Peygamber Efendimizden aldıkları mânevi emir üzerine Yıldırım Bâyezid‘in kızı Hundî Fatma Sultan İle evlenmişler, bu evlilikten Emîr Ali adında bir oğlu ile iki kızları olmuştur.

1422’de II. Murad’ın İstanbul kuşatması sırasında bütün seyyid ve dervişleriyle sefere katılan Emîr Sultan Hazretleri, ilk defa “Rum İkliminin (Anadolu’nun) Sultanı” unvanı verilmesi vesilesiyle Yıldırım Bayezid‘e ve sefere çıkacakları zaman Çelebi Mehmed ile II. Murad’a kılıç kuşatmıştır.

Emir Sultan Hazretleri’nin mensup olduğu tarikat konusuna gelince; O’nun Halvetiyye tarikatının Nurbahşiyye koluna İntisap ettiğini ifade edenler olduğu gibi, bahası Seyyid Ali’den Necmeddin-i Kübra’ya ulaşan bir silsileden bahisle Kübreviyye tarikatına mensup olduğunu söyleyenler de vardır.

Emir Sultan Hazretleri Zülcenaheyn (iki kanatlı) hem zahirî ve hem de balım ilimleri tahsil etmiş ve okutmuşlardandır. Bu sebeple kendisi “Kerametler sultanı diye anılmıştır.

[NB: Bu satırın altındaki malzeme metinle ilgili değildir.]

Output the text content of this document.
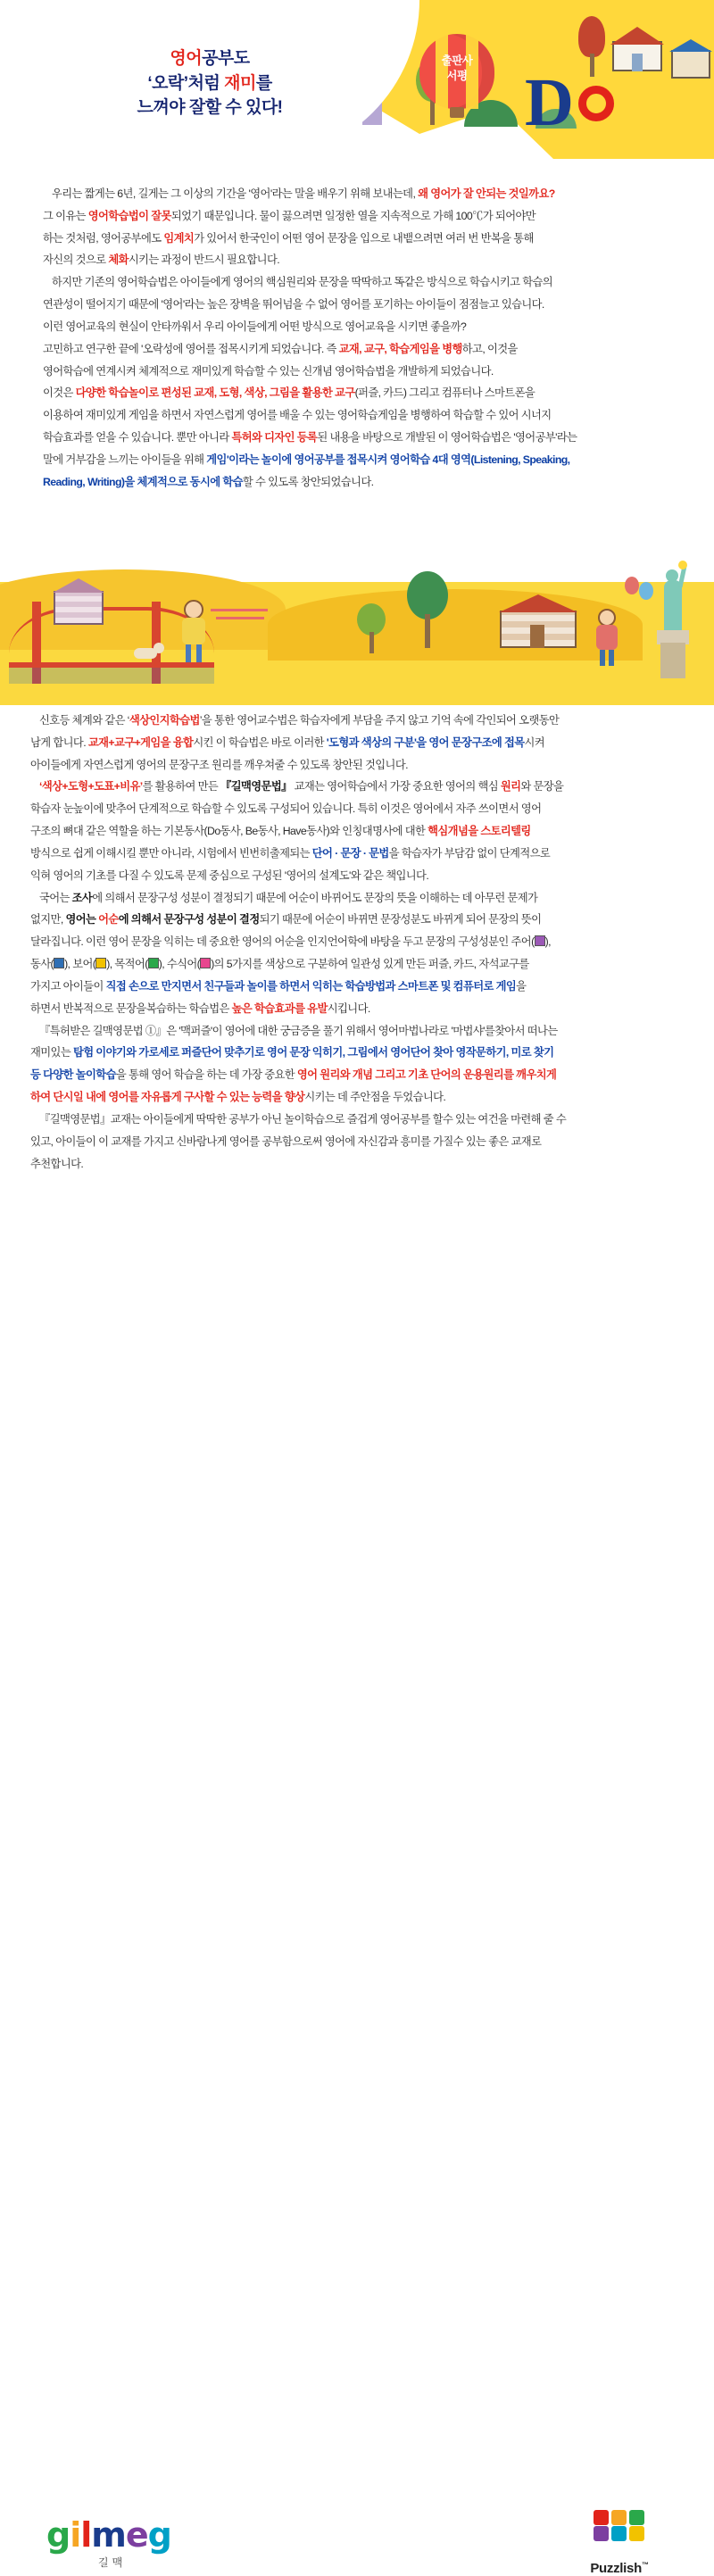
영어공부도
‘오락’처럼 재미를
느껴야 잘할 수 있다!
출판사
서평 D

우리는 짧게는 6년, 길게는 그 이상의 기간을 '영어'라는 말을 배우기 위해 보내는데, 왜 영어가 잘 안되는 것일까요?

그 이유는 영어학습법이 잘못되었기 때문입니다. 물이 끓으려면 일정한 열을 지속적으로 가해 100℃가 되어야만

하는 것처럼, 영어공부에도 임계치가 있어서 한국인이 어떤 영어 문장을 입으로 내뱉으려면 여러 번 반복을 통해

자신의 것으로 체화시키는 과정이 반드시 필요합니다.

하지만 기존의 영어학습법은 아이들에게 영어의 핵심원리와 문장을 딱딱하고 똑같은 방식으로 학습시키고 학습의

연관성이 떨어지기 때문에 '영어'라는 높은 장벽을 뛰어넘을 수 없어 영어를 포기하는 아이들이 점점늘고 있습니다.

이런 영어교육의 현실이 안타까워서 우리 아이들에게 어떤 방식으로 영어교육을 시키면 좋을까?

고민하고 연구한 끝에 '오락성에 영어를 접목시키게 되었습니다. 즉 교재, 교구, 학습게임을 병행하고, 이것을

영어학습에 연계시켜 체계적으로 재미있게 학습할 수 있는 신개념 영어학습법을 개발하게 되었습니다.

이것은 다양한 학습놀이로 편성된 교재, 도형, 색상, 그림을 활용한 교구(퍼즐, 카드) 그리고 컴퓨터나 스마트폰을

이용하여 재미있게 게임을 하면서 자연스럽게 영어를 배울 수 있는 영어학습게임을 병행하여 학습할 수 있어 시너지

학습효과를 얻을 수 있습니다. 뿐만 아니라 특허와 디자인 등록된 내용을 바탕으로 개발된 이 영어학습법은 '영어공부'라는

말에 거부감을 느끼는 아이들을 위해 게임'이라는 놀이에 영어공부를 접목시켜 영어학습 4대 영역(Listening, Speaking,

Reading, Writing)을 체계적으로 동시에 학습할 수 있도록 창안되었습니다.

신호등 체계와 같은 ‘색상인지학습법’을 통한 영어교수법은 학습자에게 부담을 주지 않고 기억 속에 각인되어 오랫동안

남게 합니다. 교재+교구+게임을 융합시킨 이 학습법은 바로 이러한 '도형과 색상의 구분'을 영어 문장구조에 접목시켜

아이들에게 자연스럽게 영어의 문장구조 원리를 깨우쳐줄 수 있도록 창안된 것입니다.

‘색상+도형+도표+비유’를 활용하여 만든 『길맥영문법』 교재는 영어학습에서 가장 중요한 영어의 핵심 원리와 문장을

학습자 눈높이에 맞추어 단계적으로 학습할 수 있도록 구성되어 있습니다. 특히 이것은 영어에서 자주 쓰이면서 영어

구조의 뼈대 같은 역할을 하는 기본동사(Do동사, Be동사, Have동사)와 인칭대명사에 대한 핵심개념을 스토리텔링

방식으로 쉽게 이해시킬 뿐만 아니라, 시험에서 빈번히출제되는 단어 · 문장 · 문법을 학습자가 부담감 없이 단계적으로

익혀 영어의 기초를 다질 수 있도록 문제 중심으로 구성된 '영어의 설계도'와 같은 책입니다.

국어는 조사에 의해서 문장구성 성분이 결정되기 때문에 어순이 바뀌어도 문장의 뜻을 이해하는 데 아무런 문제가

없지만, 영어는 어순에 의해서 문장구성 성분이 결정되기 때문에 어순이 바뀌면 문장성분도 바뀌게 되어 문장의 뜻이

달라집니다. 이런 영어 문장을 익히는 데 중요한 영어의 어순을 인지언어학에 바탕을 두고 문장의 구성성분인 주어( ),

동사( ), 보어( ), 목적어( ), 수식어( )의 5가지를 색상으로 구분하여 일관성 있게 만든 퍼즐, 카드, 자석교구를

가지고 아이들이 직접 손으로 만지면서 친구들과 놀이를 하면서 익히는 학습방법과 스마트폰 및 컴퓨터로 게임을

하면서 반복적으로 문장을복습하는 학습법은 높은 학습효과를 유발시킵니다.

『특허받은 길맥영문법 ①』은 '맥퍼즐'이 영어에 대한 궁금증을 풀기 위해서 영어마법나라로 '마법샤'를찾아서 떠나는

재미있는 탐험 이야기와 가로세로 퍼즐단어 맞추기로 영어 문장 익히기, 그림에서 영어단어 찾아 영작문하기, 미로 찾기

등 다양한 놀이학습을 통해 영어 학습을 하는 데 가장 중요한 영어 원리와 개념 그리고 기초 단어의 운용원리를 깨우치게

하여 단시일 내에 영어를 자유롭게 구사할 수 있는 능력을 향상시키는 데 주안점을 두었습니다.

『길맥영문법』교재는 아이들에게 딱딱한 공부가 아닌 놀이학습으로 즐겁게 영어공부를 할수 있는 여건을 마련해 줄 수

있고, 아이들이 이 교재를 가지고 신바람나게 영어를 공부함으로써 영어에 자신감과 흥미를 가질수 있는 좋은 교재로

추천합니다.

gilmeg
길맥	Puzzlish™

Hayatında olduğu gibi vefatından sonra da feyiz ve tesirleri devam etmekte olan zatlardandır. 63 yaşında İken Hicri 833 Miladi 1429’da bir veba salgınında vefat etmiş ve hali hazırda mevcut türbelerine defnedilmiştir.

(Emir Sultan Türbesi Bilgilendirme Panosu)




Emir Sultan Hazretleri hem hacc vazifesini eda etmek hem de Medine’ye yerleşmek maksadıyla bir hac kafilesiyle günlerce yolculuktan sonra Medine’ye varır. Hac vazifesini eda eder. Bu dönemde Medine kalabalıktır ve kalacak yer sıkıntısı bulunmaktadır. Mescid-i Nebevi çevresinde bazı odalar olduğunu görür. Üzerinde odaların Seyyidler için olduğu yazılıdır. Kendisi de seyyid olduğu için bu odalardan birinde kalmak ister fakat oradaki seyyitler  "Burası Seyyidlere ayrılmıştır" diyerek kendisini çıkarmak isterler. O zaman onlara "Ben de Seyyidim" der. Onlar inanmayarak ispat etmesini söylerler. Tanıdığı hiçbir kimseyi bulamayan Emir Hazretleri Peygamber Efendimizi şahit gösterir. İspat için “Efendimizin kabri burada, ona selam verelim, hangimizin selamına cevap gelirse onun Seyyid olduğu anlaşılır” der. Emir Sultan Hazretleri "Esselamu aleyke ya ceddî" deyince Efendimizin kabrinden hepsinin duyduğu şekilde "ALEYKESSELAM YA VELEDÎ " diye cevap geldi. Bunun üzerine Emir Sultan Hazretlerine  odalardan birini tahsis edilir. Hazretin 1-2 yıl gibi bir süre Medine’de kaldığı rivayet edilir.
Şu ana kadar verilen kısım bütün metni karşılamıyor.